Christopher Ford and I agree on one thing: The IAEA’s Comprehensive Safeguards Agreement (CSA) needs to be read clearly. We differ, however, in that I am reading the CSA both clearly and fully as the text is actually written, and not as Ford and Andreas Persbo — or perhaps the IAEA itself — might wish that the agreement had been written.
Ford and Persbo have cherry-picked phrases from Articles I and II of the agreement to support their arguments that the CSA provides the agency with the authority to investigate and assess whether there are undeclared fissile materials in Iran. However, they essentially disregard the entire rest of the treaty, which details the agreed processes for the agency’s application of safeguards.
It’s as if Ford and Persbo want to convince readers that the CSA and the Additional Protocol are one and the same. Under the protocol, the IAEA’s mandate and the agreed processes for carrying out investigations and assessments, do allow the IAEA, within limits, to investigate and assess the completeness, in addition to the correctness, of a state’s declaration. However, the CSA and the protocol are not one and the same, and the protocol is not in force in Iran’s case. Thus, the IAEA’s mandate for investigation and assessment in Iran’s case must be taken solely from the text of the CSA.
Article I of the CSA is Iran’s basic undertaking, while Article II is the agency’s mandate. Article II states that the agency has the “right and obligation to ensure that safeguards will be applied, in accordance with the terms of this Agreement, on all source or special fissionable material in all peaceful nuclear activities within the territory of Iran, under its jurisdiction or carried out under its control anywhere, for the exclusive purpose of verifying that such material is not diverted to nuclear weapons or other nuclear explosive devices.”
Chiding me for rendering an interpretation inconsistent with the text of Article II, Ford, when quoting the article, rather conveniently omitted the above-italicized clause entirely. But these words are not just superfluous, as his ellipsis implies — they are essential for a holistic understanding of what Article II means within the context of the CSA. This clause explicitly makes the IAEA’s mandate in Article II subject to, and circumscribed by, the procedures agreed to in the CSA.

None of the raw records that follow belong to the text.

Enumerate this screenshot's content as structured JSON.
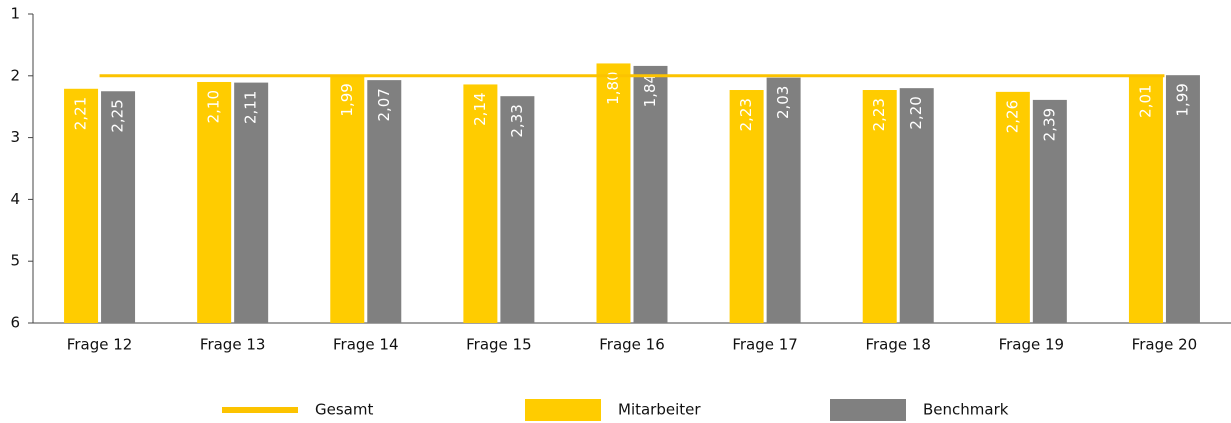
{
  "chart_data": {
    "type": "bar",
    "categories": [
      "Frage 12",
      "Frage 13",
      "Frage 14",
      "Frage 15",
      "Frage 16",
      "Frage 17",
      "Frage 18",
      "Frage 19",
      "Frage 20"
    ],
    "series": [
      {
        "name": "Gesamt",
        "type": "line",
        "color": "#fcc300",
        "values": [
          2.0,
          2.0,
          2.0,
          2.0,
          2.0,
          2.0,
          2.0,
          2.0,
          2.0
        ]
      },
      {
        "name": "Mitarbeiter",
        "type": "bar",
        "color": "#ffcc00",
        "values": [
          2.21,
          2.1,
          1.99,
          2.14,
          1.8,
          2.23,
          2.23,
          2.26,
          2.01
        ],
        "value_labels": [
          "2,21",
          "2,10",
          "1,99",
          "2,14",
          "1,80",
          "2,23",
          "2,23",
          "2,26",
          "2,01"
        ]
      },
      {
        "name": "Benchmark",
        "type": "bar",
        "color": "#808080",
        "values": [
          2.25,
          2.11,
          2.07,
          2.33,
          1.84,
          2.03,
          2.2,
          2.39,
          1.99
        ],
        "value_labels": [
          "2,25",
          "2,11",
          "2,07",
          "2,33",
          "1,84",
          "2,03",
          "2,20",
          "2,39",
          "1,99"
        ]
      }
    ],
    "ylim": [
      6,
      1
    ],
    "yticks": [
      1,
      2,
      3,
      4,
      5,
      6
    ],
    "grid": false,
    "legend": "bottom"
  }
}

If Ford’s interpretation were correct — and the IAEA’s mandate were not limited by the agreed procedures in the rest of the CSA — it would mean that the agency would have unlimited authority to ensure that safeguards are applied on all fissionable material anywhere within the territory of Iran, by any means the agency considers necessary, no matter how intrusive or compromising of Iran’s national security or sovereignty. The IAEA could require Iran to meet any evidentiary standard it unilaterally determined, in order to subjectively satisfy itself of the absence of undeclared materials in Iran (i.e., require Iran to prove the negative).
That is a completely untenable reading of the CSA. No state would ever agree to such a broad and unrestricted mandate for the IAEA. That’s why Article II specifies that the agency’s mandate is subject to, and limited by, the terms of the agreement. Those terms stipulate in detail the process to be followed for applying safeguards. That process essentially involves a declaration by Iran, and the IAEA’s verification of the correctness of that declaration.
The agency, therefore, is simply incorrect when it claims that its mandate under the CSA extends to investigations and assessments beyond the agreement’s terms — i.e., beyond verifying the correctness of Iran’s declaration.